Reassured that he wouldn’t starve, I left him be and settled down for a much-needed rest. Shortly after, the midwives changed shift.
A younger girl entered my room and immediately went over to check my son. She asked when he’d last been fed, and I told her that it had been a while.
I remember the look of shock on her face, accompanied by the almost panicked tone. “Ohhh gosh, you must wake him to feed,” she said. “You must never let him pass the three-hour mark.”
That was it. I was convinced that I was the worst mum in the world. One day in and I’d starved him. He was going to be malnourished and in therapy as he grew.
That was just the start of my stress
Over the next five days, I was bombarded with visits from multiple midwives all firing their own advice. For every midwife that came in to tell me that I should use a dummy, another came in on the next shift and adamantly said, “NO”.
Some said I should enjoy the cuddles and not hand him around. Others said he’d get too attached. Some said swaddling was good; others dismissed that idea. And so, it went. On and on.
The final straw, however, came on day three. I’d been struggling with breastfeeding from moment one. Much like everything else, every midwife who helped had a differing technique. My nipples and boobs were manhandled, poked and squeezed to within an inch of their lives. Still, I had no joy.

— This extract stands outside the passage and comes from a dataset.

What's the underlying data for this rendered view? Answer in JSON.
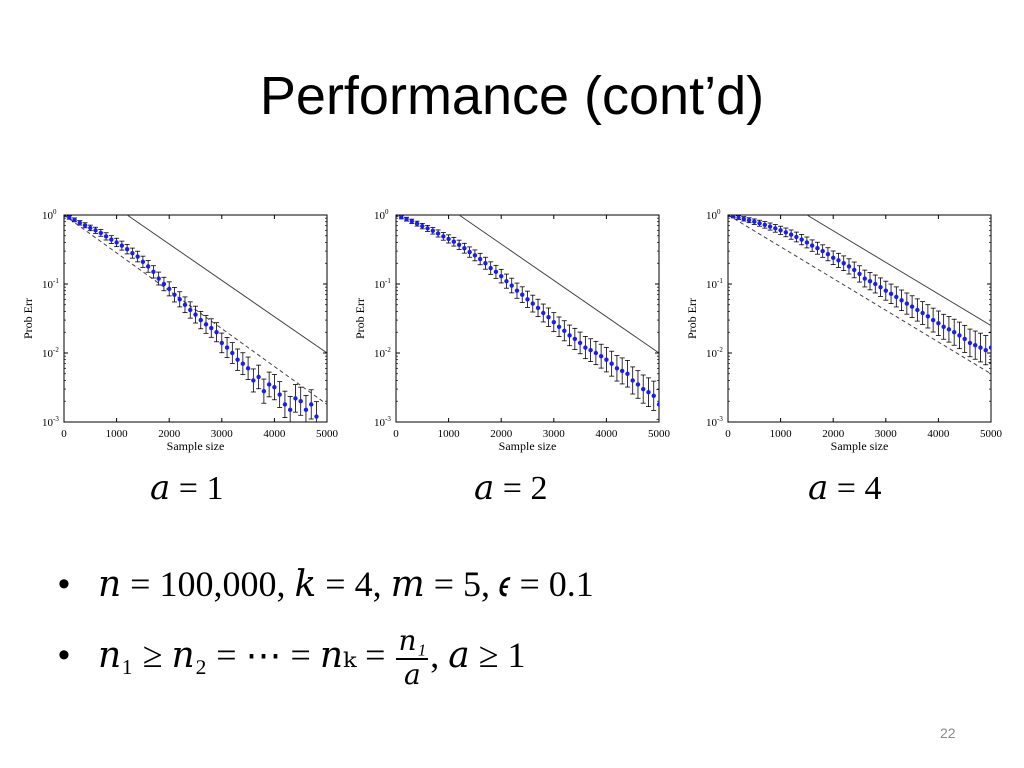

My milk wasn’t flowing, but my stress hormones were. On seeing my distress, my obstetrician told me to ask for the lactation consultant to help. When the next midwife arrived, that’s exactly what I did.
‘Why are you struggling?’
The old battleaxe looked at me over the rim of her glasses with impatience. “Why are you struggling?” she questioned. “Have you not read the leaflet?” Yes, indeed she was referring to the breastfeeding leaflet. You know, the ‘one size fits all’ step by step guide? The one that to me was as useful at that moment as the instructions in an Ikea flatpack.
A day later I requested to leave, and my obstetrician said yes. Ironically, taking home a small human to keep alive had never given me so much relief.

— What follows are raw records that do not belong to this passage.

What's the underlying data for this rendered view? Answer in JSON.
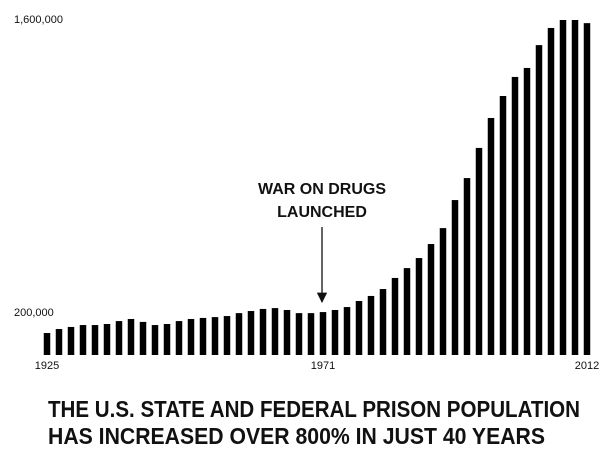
{
  "chart_data": {
    "type": "bar",
    "title": [
      "THE U.S. STATE AND FEDERAL PRISON POPULATION",
      "HAS INCREASED OVER 800% IN JUST 40 YEARS"
    ],
    "annotation": {
      "text": [
        "WAR ON DRUGS",
        "LAUNCHED"
      ],
      "category_index": 23
    },
    "categories": [
      "1925",
      null,
      null,
      null,
      null,
      null,
      null,
      null,
      null,
      null,
      null,
      null,
      null,
      null,
      null,
      null,
      null,
      null,
      null,
      null,
      null,
      null,
      null,
      "1971",
      null,
      null,
      null,
      null,
      null,
      null,
      null,
      null,
      null,
      null,
      null,
      null,
      null,
      null,
      null,
      null,
      null,
      null,
      null,
      null,
      null,
      "2012"
    ],
    "values": [
      105000,
      124000,
      134000,
      143000,
      143000,
      148000,
      162000,
      172000,
      158000,
      143000,
      148000,
      162000,
      172000,
      177000,
      181000,
      186000,
      200000,
      210000,
      220000,
      224000,
      215000,
      200000,
      200000,
      205000,
      215000,
      229000,
      258000,
      282000,
      315000,
      368000,
      415000,
      463000,
      530000,
      606000,
      740000,
      845000,
      989000,
      1132000,
      1237000,
      1328000,
      1371000,
      1480000,
      1562000,
      1600000,
      1600000,
      1585000
    ],
    "color": "#000000",
    "ylim": [
      0,
      1600000
    ],
    "yticks": [
      {
        "value": 200000,
        "label": "200,000"
      },
      {
        "value": 1600000,
        "label": "1,600,000"
      }
    ]
  }
}
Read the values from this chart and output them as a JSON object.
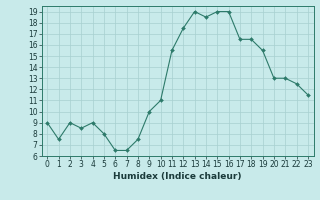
{
  "x": [
    0,
    1,
    2,
    3,
    4,
    5,
    6,
    7,
    8,
    9,
    10,
    11,
    12,
    13,
    14,
    15,
    16,
    17,
    18,
    19,
    20,
    21,
    22,
    23
  ],
  "y": [
    9,
    7.5,
    9,
    8.5,
    9,
    8,
    6.5,
    6.5,
    7.5,
    10,
    11,
    15.5,
    17.5,
    19,
    18.5,
    19,
    19,
    16.5,
    16.5,
    15.5,
    13,
    13,
    12.5,
    11.5
  ],
  "line_color": "#2d7a6a",
  "marker_color": "#2d7a6a",
  "bg_color": "#c8eaea",
  "grid_color": "#a8d0d0",
  "xlabel": "Humidex (Indice chaleur)",
  "ylim": [
    6,
    19.5
  ],
  "xlim": [
    -0.5,
    23.5
  ],
  "yticks": [
    6,
    7,
    8,
    9,
    10,
    11,
    12,
    13,
    14,
    15,
    16,
    17,
    18,
    19
  ],
  "xticks": [
    0,
    1,
    2,
    3,
    4,
    5,
    6,
    7,
    8,
    9,
    10,
    11,
    12,
    13,
    14,
    15,
    16,
    17,
    18,
    19,
    20,
    21,
    22,
    23
  ],
  "tick_fontsize": 5.5,
  "label_fontsize": 6.5
}
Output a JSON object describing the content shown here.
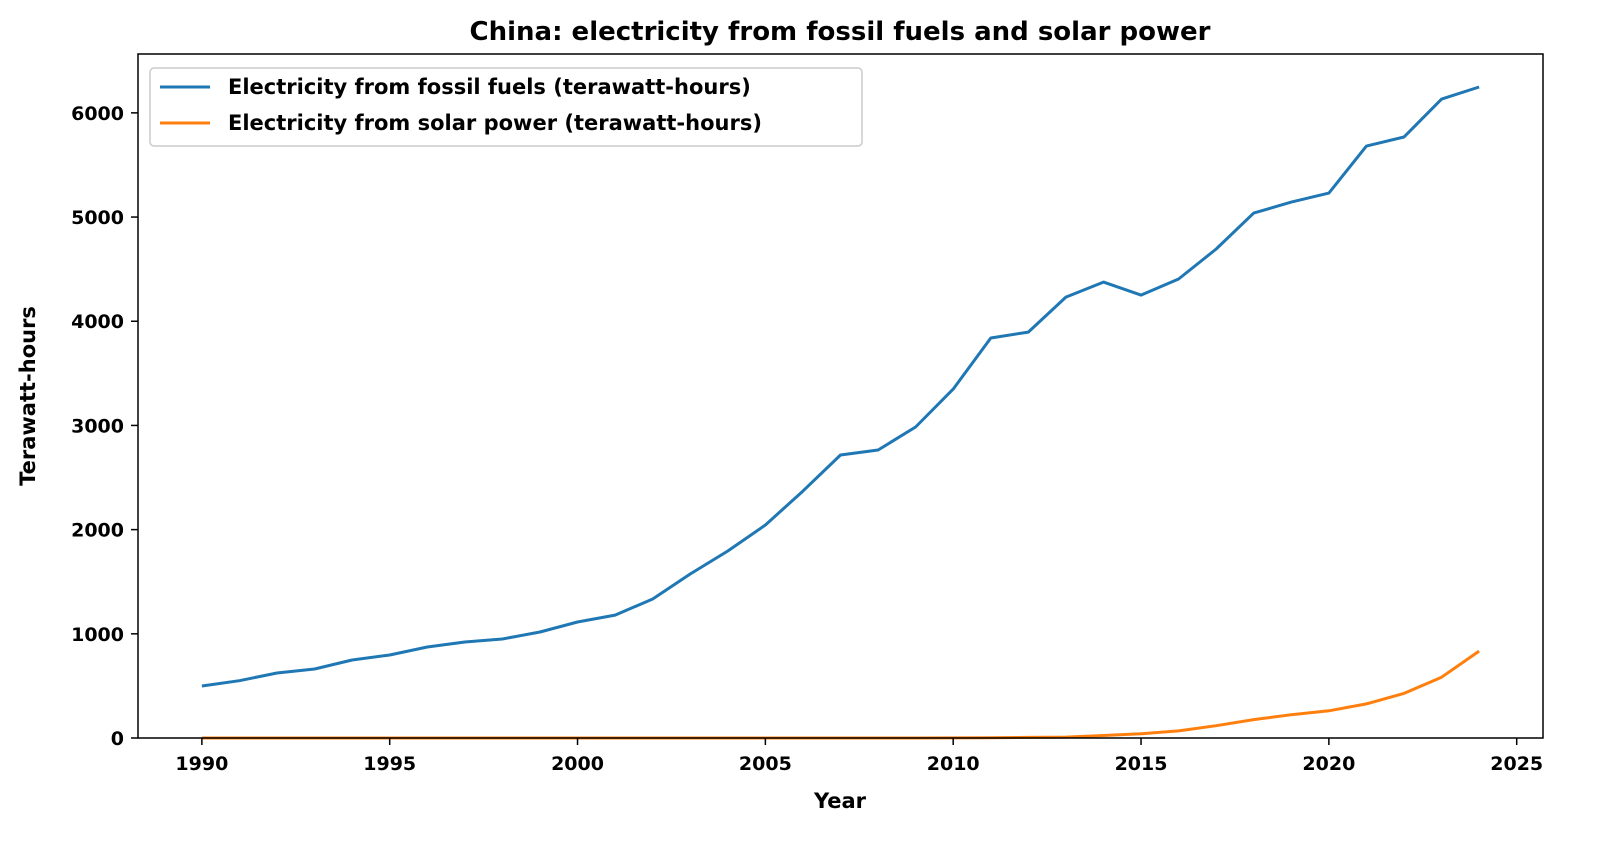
{
  "chart_data": {
    "type": "line",
    "title": "China: electricity from fossil fuels and solar power",
    "xlabel": "Year",
    "ylabel": "Terawatt-hours",
    "xlim": [
      1988.3,
      2025.7
    ],
    "ylim": [
      0,
      6565
    ],
    "xticks": [
      1990,
      1995,
      2000,
      2005,
      2010,
      2015,
      2020,
      2025
    ],
    "yticks": [
      0,
      1000,
      2000,
      3000,
      4000,
      5000,
      6000
    ],
    "grid": false,
    "legend_position": "top-left",
    "x": [
      1990,
      1991,
      1992,
      1993,
      1994,
      1995,
      1996,
      1997,
      1998,
      1999,
      2000,
      2001,
      2002,
      2003,
      2004,
      2005,
      2006,
      2007,
      2008,
      2009,
      2010,
      2011,
      2012,
      2013,
      2014,
      2015,
      2016,
      2017,
      2018,
      2019,
      2020,
      2021,
      2022,
      2023,
      2024
    ],
    "series": [
      {
        "name": "Electricity from fossil fuels (terawatt-hours)",
        "color": "#1f77b4",
        "values": [
          499,
          550,
          624,
          662,
          749,
          797,
          873,
          921,
          950,
          1017,
          1113,
          1180,
          1334,
          1574,
          1795,
          2044,
          2370,
          2716,
          2764,
          2985,
          3349,
          3839,
          3896,
          4232,
          4376,
          4251,
          4405,
          4693,
          5038,
          5144,
          5230,
          5681,
          5768,
          6132,
          6248
        ]
      },
      {
        "name": "Electricity from solar power (terawatt-hours)",
        "color": "#ff7f0e",
        "values": [
          0,
          0,
          0,
          0,
          0,
          0,
          0,
          0,
          0,
          0,
          0,
          0,
          0,
          0,
          0,
          0,
          0,
          0,
          0,
          0,
          1,
          3,
          6,
          9,
          24,
          40,
          68,
          118,
          177,
          224,
          261,
          327,
          428,
          584,
          834
        ]
      }
    ]
  }
}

Speaking to friends, I know this experience is common. I appreciate that midwives of varying ages have different approaches. Many are mums, so are using their own experience as well as their training, while those freshly qualified are doing it all by the book.
But my personal advice, which comes from the heart, is that perhaps midwives need more training in empathy to individual parents’ wants and needs. We’re all different and finding our way. Of course, we need guidance and help, but we also need room to make mistakes without judgment and receive support without dictatorship.
Entering the world of parenting is hard enough. But if the start of the journey is positive and kind, it makes the outlook much brighter for us. Besides, after that, we’re on our own, and that’s a whole other learning.